Torchlight Fantasy Products
- Company type: Private
- Industry: Role playing
- Founded: 1983
- Founder: Matt Love
- Defunct: 1986
- Headquarters: Westcliff, United Kingdom

= Torchlight Fantasy Products =

Board game company

Torchlight Fantasy Products was a company that produced small-scale three-dimensional resin dungeons for use with miniature figures.

==History==
Torchlight Fantasy Products was founded in 1983 by Matt Love in the United Kingdom, and produced cast resin accessory kits for use with fantasy role-playing games such as Dungeons & Dragons. Pieces included parts of dungeons such as corridors and walls, as well as chests, tables and chairs.

The company sold its assets in 1986 and went out of business.

==Reception==
In the March 1985 edition of White Dwarf (Issue 63), Joe Dever and Gary Chalk noted that these products were "cast in resin, which has many advantageous properties, [being] more resilient that stone-cast material, and far lighter." They called the line of products "comprehensive" and easy to paint, concluding that "many of the items such as doors, windows, chests and beds, can be used in conjunction with normal 2-D floor plans."

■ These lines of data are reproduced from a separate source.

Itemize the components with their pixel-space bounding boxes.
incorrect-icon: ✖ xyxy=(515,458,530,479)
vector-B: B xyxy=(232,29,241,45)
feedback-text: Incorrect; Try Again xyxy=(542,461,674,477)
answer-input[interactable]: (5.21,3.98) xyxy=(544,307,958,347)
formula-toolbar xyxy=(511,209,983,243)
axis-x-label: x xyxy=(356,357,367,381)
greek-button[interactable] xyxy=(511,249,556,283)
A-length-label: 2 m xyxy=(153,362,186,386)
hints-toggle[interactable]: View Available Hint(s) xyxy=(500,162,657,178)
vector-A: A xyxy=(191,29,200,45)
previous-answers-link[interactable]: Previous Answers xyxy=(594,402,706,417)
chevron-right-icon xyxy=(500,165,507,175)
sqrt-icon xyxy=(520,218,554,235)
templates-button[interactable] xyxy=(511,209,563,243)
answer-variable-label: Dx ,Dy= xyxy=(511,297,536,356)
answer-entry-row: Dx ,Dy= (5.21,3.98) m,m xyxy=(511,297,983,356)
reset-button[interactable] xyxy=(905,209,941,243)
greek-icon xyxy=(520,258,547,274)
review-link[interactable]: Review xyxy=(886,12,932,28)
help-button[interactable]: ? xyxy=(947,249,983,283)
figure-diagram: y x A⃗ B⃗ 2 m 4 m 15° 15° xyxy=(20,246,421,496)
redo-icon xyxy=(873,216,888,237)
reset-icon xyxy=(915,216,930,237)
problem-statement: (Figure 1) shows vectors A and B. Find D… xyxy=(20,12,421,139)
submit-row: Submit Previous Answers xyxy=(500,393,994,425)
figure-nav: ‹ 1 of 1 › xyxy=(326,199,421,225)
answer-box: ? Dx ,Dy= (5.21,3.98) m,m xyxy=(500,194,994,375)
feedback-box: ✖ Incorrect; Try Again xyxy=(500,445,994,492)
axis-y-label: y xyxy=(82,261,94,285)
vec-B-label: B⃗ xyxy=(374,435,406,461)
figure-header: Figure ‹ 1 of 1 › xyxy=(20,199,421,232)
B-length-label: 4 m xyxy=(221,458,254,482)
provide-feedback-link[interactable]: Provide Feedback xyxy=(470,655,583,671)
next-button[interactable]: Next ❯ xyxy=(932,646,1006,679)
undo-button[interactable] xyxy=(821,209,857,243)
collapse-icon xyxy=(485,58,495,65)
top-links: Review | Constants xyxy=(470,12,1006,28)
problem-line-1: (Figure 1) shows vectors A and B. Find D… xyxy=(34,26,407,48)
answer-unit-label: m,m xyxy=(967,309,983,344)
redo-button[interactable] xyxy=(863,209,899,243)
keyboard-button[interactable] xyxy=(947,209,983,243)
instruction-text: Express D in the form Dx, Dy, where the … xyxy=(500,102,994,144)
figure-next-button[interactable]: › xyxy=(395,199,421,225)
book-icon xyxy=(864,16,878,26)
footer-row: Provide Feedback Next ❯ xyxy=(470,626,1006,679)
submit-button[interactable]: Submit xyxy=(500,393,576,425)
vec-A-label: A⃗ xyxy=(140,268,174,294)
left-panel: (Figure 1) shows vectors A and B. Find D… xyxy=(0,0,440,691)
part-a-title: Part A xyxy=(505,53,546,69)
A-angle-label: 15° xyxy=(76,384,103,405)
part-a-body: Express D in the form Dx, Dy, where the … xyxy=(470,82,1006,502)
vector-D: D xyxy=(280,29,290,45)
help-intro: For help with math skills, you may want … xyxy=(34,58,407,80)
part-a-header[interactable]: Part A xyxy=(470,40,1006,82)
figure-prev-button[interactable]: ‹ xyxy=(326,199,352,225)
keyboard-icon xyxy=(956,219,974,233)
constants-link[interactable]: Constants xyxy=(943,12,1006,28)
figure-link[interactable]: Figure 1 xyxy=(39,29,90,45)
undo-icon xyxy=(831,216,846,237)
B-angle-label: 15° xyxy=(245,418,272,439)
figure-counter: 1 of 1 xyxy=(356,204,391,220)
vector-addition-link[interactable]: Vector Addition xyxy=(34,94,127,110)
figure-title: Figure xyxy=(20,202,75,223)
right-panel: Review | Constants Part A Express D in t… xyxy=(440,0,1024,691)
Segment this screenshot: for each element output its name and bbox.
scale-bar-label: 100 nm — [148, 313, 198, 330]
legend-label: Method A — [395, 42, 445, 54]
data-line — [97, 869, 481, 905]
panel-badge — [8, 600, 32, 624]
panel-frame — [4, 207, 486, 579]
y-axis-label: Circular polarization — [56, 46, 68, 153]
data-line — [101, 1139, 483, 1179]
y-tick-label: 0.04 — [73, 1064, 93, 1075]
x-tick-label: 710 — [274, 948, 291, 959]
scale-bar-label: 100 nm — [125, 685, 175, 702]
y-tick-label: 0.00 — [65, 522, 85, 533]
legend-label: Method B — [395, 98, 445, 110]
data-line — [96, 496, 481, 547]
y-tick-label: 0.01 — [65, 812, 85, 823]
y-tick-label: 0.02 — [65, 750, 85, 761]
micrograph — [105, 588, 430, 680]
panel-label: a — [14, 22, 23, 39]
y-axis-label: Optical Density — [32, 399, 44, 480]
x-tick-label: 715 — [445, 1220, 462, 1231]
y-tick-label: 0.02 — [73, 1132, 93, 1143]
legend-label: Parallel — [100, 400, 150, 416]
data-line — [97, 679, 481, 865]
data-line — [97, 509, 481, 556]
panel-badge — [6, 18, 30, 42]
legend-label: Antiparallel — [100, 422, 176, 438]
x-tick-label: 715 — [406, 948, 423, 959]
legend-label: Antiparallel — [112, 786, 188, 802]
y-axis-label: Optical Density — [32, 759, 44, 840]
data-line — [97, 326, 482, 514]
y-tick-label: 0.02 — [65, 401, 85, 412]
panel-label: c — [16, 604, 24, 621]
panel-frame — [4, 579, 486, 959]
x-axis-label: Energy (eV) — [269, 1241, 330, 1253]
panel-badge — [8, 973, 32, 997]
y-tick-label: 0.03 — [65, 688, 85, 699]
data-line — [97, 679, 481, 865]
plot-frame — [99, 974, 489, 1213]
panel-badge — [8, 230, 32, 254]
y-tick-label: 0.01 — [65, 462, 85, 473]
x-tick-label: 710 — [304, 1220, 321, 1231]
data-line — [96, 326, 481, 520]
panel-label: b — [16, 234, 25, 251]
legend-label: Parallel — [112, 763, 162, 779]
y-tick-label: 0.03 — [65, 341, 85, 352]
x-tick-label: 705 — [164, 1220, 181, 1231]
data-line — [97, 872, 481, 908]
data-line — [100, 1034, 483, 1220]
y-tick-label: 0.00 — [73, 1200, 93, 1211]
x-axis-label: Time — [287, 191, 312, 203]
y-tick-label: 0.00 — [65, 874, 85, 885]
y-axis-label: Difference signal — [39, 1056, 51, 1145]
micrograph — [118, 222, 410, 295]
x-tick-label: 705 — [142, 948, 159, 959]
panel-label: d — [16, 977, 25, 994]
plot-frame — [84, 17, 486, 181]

In the September 1983 edition of Imagine (Issue 6), Ian J. Knight was impressed by the sheer variety of pieces available, saying that this was "sufficient to allow for most possibilities, and when assembled and painted the sets do look most attractive." He concluded "In all, a very useful range which will add a degree of visual realism."

Doug Cowie reviewed Torchlight Dungeon Models for Imagine magazine, and stated that "these are excellent models, rather fragile in some circumstances and with limited appeal to those who wish to play D&D in extensive and varied settings."